Course of disease in country still unclear
Majeed said its impossible to predict how the crisis will affect the sowing of next year’s crop because the progress of the disease is still in its early stages in India. As of today there are only about 10,500 confirmed cases and 358 Indians have died of the disease. But the United States, with a population of about 330 million, now has almost 600,000 confirmed cases and more than 24,000 deaths. Infectious disease experts believe the croweded urban conditions in India are even more conducive than they have been in places like New York City to the spread of an infectious agent like the new coronavirus. It’s an open question how long Modi can keep the country’s more than 1 billion residents at home. Whether his relatively early and extreme action will help to keep the ultimate number of infections in the country down remains to be seen.
“The prime minister's unilateral lockdown decision took place rapidly, announced four hours before implementation, not allowing a great deal of time for planning and for India's 30 states and 548 districts to respond,” Majeed said.
“There's no doubt that we see challenges ahead, but we're committed to purchase what our farmers harvest and look to be supplying quality manufactured material for the short and long term. None of us know for certain how these unprecedented difficulties will evolve. However, we’re confident that with the stock we have in our warehouses throughout the world and the steps we’ve taken in India to comply with the government’s requirements while still producing our ingredients, we can and will continue to deliver our products,” he added.
Mixed picture on exports
The picture of shipments of turmeric raw material and finsished goods out of India is mixed depending on whom you ask. Italian company Indena reports that it has what it needs to meet market demand.
“We are continuing to get the curcumin needed from India to produce our leading curcumin product MERIVA,” said Greg Ris, vice president of sales for Indena USA.
But R.V. Venkatesh, managing director at Gencor Pacific, which manufactures a branded curcumin ingredient called Hydrocurc, said shipments have been interrupted, though he was hopeful that it would be a temporary situation.

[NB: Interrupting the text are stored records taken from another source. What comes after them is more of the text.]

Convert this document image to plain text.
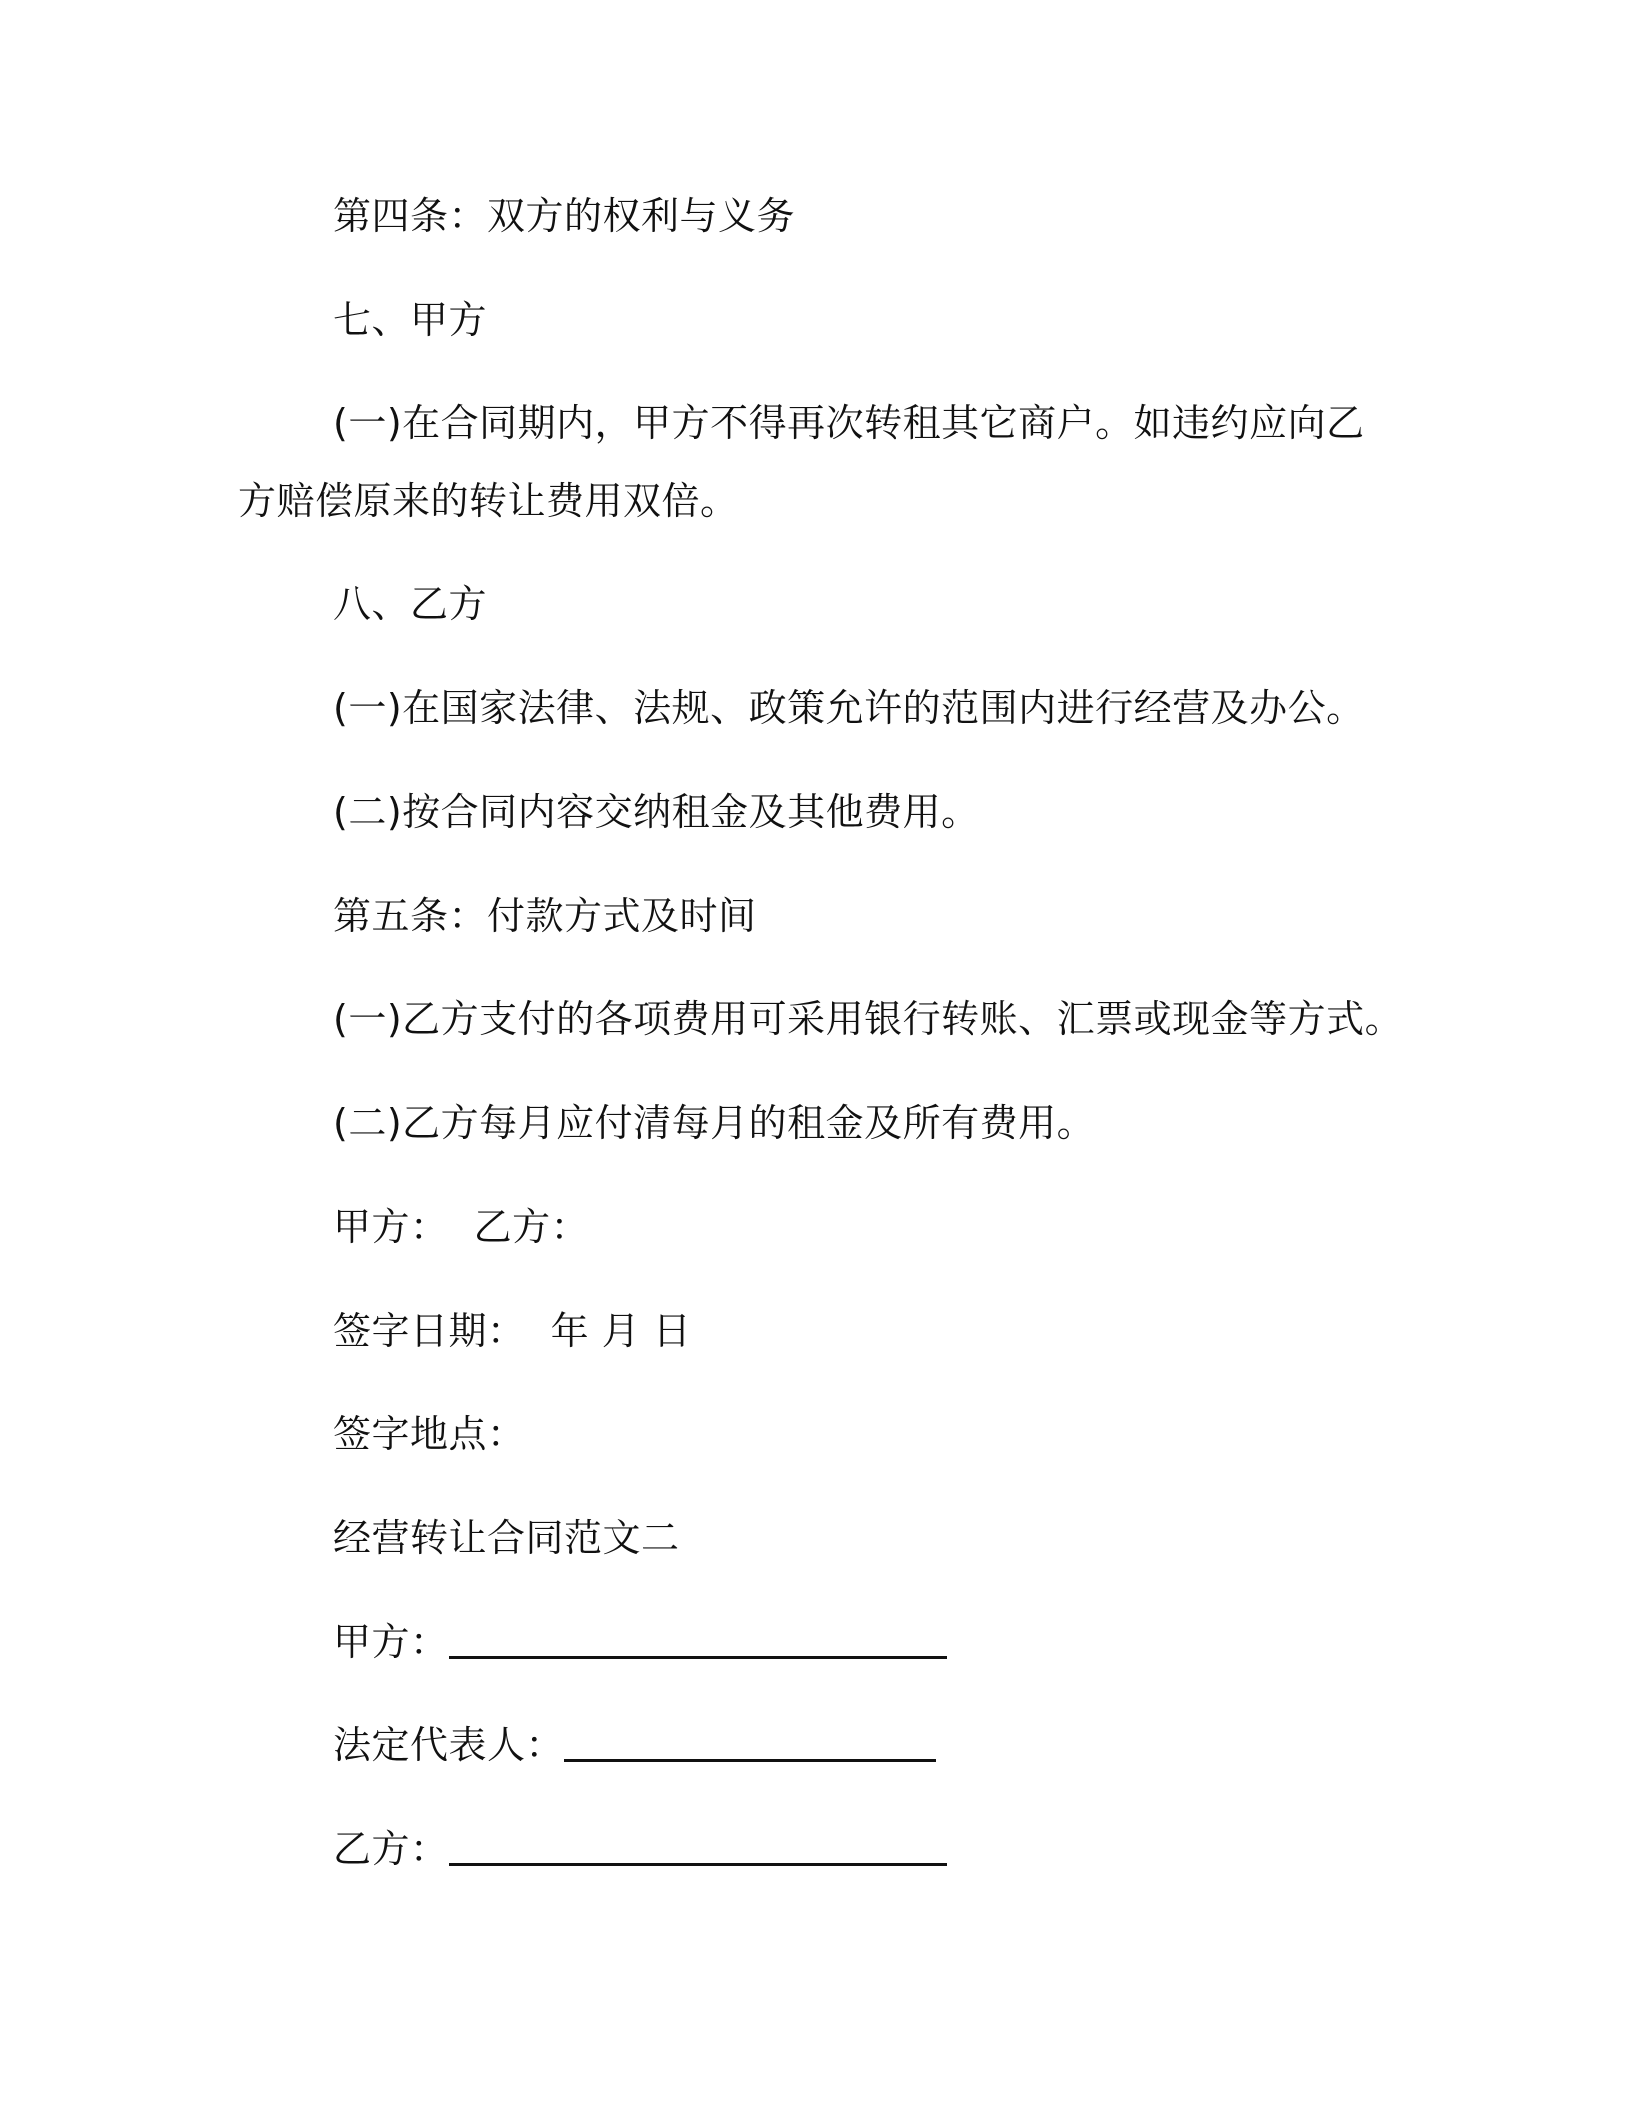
第四条：双方的权利与义务
七、甲方
(一)在合同期内，甲方不得再次转租其它商户。如违约应向乙方赔偿原来的转让费用双倍。
八、乙方
(一)在国家法律、法规、政策允许的范围内进行经营及办公。
(二)按合同内容交纳租金及其他费用。
第五条：付款方式及时间
(一)乙方支付的各项费用可采用银行转账、汇票或现金等方式。
(二)乙方每月应付清每月的租金及所有费用。
甲方：  乙方：
签字日期：  年 月 日
签字地点：
经营转让合同范文二
甲方：
法定代表人：
乙方：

“There has been a disruption in exports because of logistical issues related to lockdown in India. We're hoping that commercial shipments and cargo movements will be allowed in the second half of April. We have sufficient stocks of the product in India as well as sufficient inventory in USA to meet current demand. Once the lockdown is lifted, we expect the supply situation to be back to normal,” he said.
“There has been an increase in demand for turmeric ingredients as people are more concerned about health. There is an increased awareness and willingness to focus on adequate supplementation with the right ingredients for maintaining good health. Turmeric has the pride of place in such supplementation,” he added.